UNITED STATES PILOTS
Medal of Honor and Navy Cross recipient Gregory “Pappy” Boyington also had 26 confirmed enemy craft shot down during duty with the U.S. Marines in World War II. However, interestingly enough and perhaps why Foss is credited as the top Marine fighter pilot of the War, Boyington also served with the 1st American Volunteer Group, known as the Flying Tigers, fighting Japan for the Republic of China before the U.S. entered the war. As a Flying Tiger, he shot down two confirmed enemy aircraft. Boyington was a pilot for the Marines, then went to fight in China, and then joined the Marines again to fight for the U.S. in the Pacific. The Navy and Marines were in need of experienced pilots and Boyington earned his nickname “Pappy” as he was around a decade older than most of his fellow fighter pilots.
Robert S. Johnson
Johnson was the first U.S. fighter pilot operating in Europe to beat the U.S. Word War I ace record set by Eddie Rickenbacker of 26 kills. It was his final mission on May 8th, 1944 that he broke this record and achieved his final total of 27. Johnson was an Oklahoma Boy Scout who had wanted to become a fighter pilot since the age of eight. He developed a reputation as a lone wolf who would break away from his squadron to engage German fighters
With 28 confirmed kills in World War II, Gabreski was the top U.S. ace in the European Theatre. More than that, he became one of seven U.S. fighter pilots to achieve ace status in two wars after combat missions in jet fighters in Korea. The son of Polish immigrants, Gabreski suggested to the U.S. Army Air Force that he spend time with the British Royal Air Force’s Polish Fighter Squadrons, who had gained much experience and had a lot to offer the relatively inexperienced U.S. fighter pilots. He flew 20 missions with the Poles and even helped bring a couple of their pilots into the USAAF when they were still short on experienced pilots.
Thomas B. McGuire
McGuire, just shy of the top spot on the U.S. fighter ace list with 38 kills flew in the 475th Fighter Group, commanded by fellow ace Charles M. MacDonald for 20 months beginning in late 1943. The Group was famous for their squadrons of P-38 Lightings, the pilots of which were among the most successful U.S. fighter aces of the war. As stated in his Medal of Honor citation, McGuire became well known for gallantly assisting his comrades. In one incident, McGuire saw seven Japanese Zero fighters chasing a damaged P-38 and swooped in to help. He shot down three of the Zeros but was shot down himself. He survived the incident but was killed when his plane stalled and flipped during a very tricky, low altitude evasive maneuver on January 7th, 1945.
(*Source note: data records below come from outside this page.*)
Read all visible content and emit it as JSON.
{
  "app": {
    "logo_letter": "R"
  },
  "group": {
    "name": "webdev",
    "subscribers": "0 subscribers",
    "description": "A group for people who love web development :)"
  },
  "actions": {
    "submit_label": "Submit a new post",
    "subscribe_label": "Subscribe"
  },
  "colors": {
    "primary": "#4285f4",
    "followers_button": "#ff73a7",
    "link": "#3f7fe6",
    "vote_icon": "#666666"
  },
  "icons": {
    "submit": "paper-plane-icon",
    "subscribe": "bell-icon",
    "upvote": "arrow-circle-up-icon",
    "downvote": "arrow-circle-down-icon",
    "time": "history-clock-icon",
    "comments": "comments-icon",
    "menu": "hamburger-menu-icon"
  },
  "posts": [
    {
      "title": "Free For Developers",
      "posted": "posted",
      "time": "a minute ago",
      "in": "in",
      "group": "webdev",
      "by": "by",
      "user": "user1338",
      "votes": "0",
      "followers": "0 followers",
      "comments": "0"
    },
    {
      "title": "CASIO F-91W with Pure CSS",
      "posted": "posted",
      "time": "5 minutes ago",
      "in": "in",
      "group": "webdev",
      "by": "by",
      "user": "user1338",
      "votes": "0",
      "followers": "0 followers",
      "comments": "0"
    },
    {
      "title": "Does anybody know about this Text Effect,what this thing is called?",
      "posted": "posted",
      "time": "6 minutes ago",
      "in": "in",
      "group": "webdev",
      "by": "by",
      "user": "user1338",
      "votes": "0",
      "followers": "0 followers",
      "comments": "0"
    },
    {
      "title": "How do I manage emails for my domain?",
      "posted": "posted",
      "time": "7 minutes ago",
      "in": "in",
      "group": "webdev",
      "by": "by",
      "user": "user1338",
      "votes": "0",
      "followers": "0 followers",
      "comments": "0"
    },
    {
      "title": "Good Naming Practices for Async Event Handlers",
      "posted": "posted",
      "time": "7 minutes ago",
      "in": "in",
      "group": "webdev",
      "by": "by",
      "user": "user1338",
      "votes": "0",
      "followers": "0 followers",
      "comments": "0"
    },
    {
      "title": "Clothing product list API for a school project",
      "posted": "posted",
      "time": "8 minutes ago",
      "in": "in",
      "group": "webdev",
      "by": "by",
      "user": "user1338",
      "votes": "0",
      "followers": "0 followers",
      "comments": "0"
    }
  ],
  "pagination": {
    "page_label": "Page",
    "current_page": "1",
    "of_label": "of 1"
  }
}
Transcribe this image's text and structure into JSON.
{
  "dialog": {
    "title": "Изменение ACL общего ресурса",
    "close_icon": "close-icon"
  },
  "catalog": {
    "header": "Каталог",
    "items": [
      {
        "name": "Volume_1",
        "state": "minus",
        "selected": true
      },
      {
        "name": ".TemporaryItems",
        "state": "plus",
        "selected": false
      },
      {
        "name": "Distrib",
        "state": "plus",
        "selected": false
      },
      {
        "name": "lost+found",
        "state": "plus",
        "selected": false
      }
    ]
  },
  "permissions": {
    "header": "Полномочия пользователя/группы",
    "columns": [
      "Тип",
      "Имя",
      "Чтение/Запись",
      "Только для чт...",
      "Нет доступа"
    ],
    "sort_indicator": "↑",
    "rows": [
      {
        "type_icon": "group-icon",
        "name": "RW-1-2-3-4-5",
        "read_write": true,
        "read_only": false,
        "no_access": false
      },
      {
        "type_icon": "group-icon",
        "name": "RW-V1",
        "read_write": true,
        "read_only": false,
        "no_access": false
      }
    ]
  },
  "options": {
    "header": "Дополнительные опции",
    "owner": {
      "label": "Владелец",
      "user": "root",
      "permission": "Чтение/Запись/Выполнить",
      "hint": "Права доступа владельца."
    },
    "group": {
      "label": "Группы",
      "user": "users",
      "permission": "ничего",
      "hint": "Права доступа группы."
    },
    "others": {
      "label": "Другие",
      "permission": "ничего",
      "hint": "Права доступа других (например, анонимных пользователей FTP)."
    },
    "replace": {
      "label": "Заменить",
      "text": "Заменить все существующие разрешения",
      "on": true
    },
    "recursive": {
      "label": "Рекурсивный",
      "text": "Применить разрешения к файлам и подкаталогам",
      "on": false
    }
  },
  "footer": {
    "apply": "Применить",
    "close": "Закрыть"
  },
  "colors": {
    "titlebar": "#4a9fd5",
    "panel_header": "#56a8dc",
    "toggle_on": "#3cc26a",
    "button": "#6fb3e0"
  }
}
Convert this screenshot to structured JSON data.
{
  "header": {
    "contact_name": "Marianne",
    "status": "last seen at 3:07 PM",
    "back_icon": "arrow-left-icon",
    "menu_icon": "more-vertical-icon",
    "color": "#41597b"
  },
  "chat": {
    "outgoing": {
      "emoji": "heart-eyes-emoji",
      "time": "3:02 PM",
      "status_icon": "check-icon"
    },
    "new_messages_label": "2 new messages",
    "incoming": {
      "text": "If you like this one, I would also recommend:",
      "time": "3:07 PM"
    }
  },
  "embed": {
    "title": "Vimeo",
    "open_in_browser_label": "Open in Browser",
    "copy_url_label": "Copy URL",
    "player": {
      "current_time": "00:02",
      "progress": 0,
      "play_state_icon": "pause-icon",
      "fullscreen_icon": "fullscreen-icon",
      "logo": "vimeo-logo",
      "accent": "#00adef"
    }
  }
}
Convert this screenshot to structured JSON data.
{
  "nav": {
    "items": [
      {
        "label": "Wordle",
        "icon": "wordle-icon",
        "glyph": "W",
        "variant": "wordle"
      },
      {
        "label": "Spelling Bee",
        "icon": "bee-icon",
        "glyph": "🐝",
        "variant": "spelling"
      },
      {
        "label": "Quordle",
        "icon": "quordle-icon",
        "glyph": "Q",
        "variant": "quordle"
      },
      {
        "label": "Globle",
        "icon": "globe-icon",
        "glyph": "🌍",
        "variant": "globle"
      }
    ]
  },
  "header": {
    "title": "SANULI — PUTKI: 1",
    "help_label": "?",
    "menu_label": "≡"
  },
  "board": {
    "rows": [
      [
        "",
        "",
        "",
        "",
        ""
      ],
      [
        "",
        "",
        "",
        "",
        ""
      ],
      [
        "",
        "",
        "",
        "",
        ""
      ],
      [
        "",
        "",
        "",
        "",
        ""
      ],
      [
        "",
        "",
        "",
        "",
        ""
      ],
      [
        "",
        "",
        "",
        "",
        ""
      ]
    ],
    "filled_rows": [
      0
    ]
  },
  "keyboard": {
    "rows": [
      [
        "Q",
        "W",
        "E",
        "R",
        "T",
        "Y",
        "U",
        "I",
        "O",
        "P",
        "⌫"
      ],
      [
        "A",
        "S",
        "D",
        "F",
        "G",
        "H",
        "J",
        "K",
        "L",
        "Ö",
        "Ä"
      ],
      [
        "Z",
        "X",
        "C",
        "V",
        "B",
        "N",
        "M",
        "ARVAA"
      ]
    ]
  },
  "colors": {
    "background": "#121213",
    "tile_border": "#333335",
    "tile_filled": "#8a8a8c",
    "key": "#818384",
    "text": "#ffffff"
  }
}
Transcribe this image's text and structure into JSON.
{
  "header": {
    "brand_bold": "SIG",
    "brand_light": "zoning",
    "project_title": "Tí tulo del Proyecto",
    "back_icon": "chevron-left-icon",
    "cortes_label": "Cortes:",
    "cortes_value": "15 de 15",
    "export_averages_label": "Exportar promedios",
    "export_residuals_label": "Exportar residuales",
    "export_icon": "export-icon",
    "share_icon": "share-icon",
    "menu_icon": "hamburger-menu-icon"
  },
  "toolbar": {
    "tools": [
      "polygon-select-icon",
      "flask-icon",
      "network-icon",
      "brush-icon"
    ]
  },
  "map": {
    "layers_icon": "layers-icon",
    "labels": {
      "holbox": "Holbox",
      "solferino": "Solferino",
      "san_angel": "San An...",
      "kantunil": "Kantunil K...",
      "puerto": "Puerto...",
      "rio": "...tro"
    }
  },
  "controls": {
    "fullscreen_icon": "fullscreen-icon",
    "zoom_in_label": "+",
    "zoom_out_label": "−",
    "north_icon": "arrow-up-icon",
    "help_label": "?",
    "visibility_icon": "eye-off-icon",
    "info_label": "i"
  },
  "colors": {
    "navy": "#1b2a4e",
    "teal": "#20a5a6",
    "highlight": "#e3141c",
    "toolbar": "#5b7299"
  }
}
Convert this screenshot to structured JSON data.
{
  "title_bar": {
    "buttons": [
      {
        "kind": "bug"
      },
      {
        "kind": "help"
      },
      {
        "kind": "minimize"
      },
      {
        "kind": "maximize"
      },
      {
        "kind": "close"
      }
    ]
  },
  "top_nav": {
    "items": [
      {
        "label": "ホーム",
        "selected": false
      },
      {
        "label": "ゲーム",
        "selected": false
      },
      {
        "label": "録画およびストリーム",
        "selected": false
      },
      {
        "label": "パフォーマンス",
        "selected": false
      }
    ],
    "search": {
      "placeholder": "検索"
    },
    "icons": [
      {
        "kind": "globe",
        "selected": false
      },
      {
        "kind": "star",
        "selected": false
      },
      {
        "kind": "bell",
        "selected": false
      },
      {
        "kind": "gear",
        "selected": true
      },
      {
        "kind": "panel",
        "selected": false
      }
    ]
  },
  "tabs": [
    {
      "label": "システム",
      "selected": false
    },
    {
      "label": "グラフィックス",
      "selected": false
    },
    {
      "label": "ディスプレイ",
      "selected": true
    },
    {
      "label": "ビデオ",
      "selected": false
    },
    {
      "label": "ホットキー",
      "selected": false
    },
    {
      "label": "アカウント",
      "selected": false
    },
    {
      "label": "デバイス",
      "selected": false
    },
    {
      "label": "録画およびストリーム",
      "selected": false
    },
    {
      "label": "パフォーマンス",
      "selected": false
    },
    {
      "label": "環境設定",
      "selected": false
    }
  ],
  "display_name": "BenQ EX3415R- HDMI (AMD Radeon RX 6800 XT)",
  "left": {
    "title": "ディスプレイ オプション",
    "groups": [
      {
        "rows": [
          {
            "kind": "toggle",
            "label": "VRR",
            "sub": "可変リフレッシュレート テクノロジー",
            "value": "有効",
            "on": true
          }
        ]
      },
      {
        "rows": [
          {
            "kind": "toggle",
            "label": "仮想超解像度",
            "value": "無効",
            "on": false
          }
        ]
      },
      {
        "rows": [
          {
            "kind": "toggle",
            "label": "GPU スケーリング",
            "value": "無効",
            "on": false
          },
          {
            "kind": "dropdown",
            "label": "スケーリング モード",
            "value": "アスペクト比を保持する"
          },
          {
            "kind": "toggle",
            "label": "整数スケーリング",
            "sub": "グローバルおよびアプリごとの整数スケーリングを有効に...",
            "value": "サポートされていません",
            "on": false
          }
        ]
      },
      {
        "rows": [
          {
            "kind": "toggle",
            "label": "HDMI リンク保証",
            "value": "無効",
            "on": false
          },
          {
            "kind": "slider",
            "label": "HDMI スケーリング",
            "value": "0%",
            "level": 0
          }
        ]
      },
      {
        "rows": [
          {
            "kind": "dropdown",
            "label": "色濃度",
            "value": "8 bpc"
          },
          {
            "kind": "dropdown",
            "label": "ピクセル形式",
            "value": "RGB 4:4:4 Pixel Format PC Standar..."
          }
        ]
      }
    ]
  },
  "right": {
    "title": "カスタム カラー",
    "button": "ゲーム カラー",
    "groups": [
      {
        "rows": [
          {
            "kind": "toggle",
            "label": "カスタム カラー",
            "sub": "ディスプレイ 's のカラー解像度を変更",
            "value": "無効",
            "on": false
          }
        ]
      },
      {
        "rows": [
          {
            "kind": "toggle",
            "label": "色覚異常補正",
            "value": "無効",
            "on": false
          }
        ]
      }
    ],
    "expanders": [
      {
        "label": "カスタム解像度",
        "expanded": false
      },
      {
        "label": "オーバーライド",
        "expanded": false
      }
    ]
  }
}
With 40 confirmed enemy aircraft shot down, Major Bong is the U.S. fighter ace of aces. By mid-1944, Bong had been promoted to V Fighter Command staff and wasn’t required to fly combat missions, but did so anyways and soon earned the Medal of Honor. His assigned fighter design was the P-38 Lightning, which he scored all his kills in. Bong, who admitted to bad gunnery, compensated with daring and pulling in as close as he could to a target before firing. And it was only pilots with the most daring selected by the U.S. to test the turbojet airplanes set to redefine flight for the rest of the century. On August 6th, 1945, while testing the first operational jet plane for the U.S., the Lockheed P-80 Shooting Star, the fuel pump malfunctioned and Bong was killed. His death was front page news, right under the lead story of the atomic bomb dropped on Hiroshima.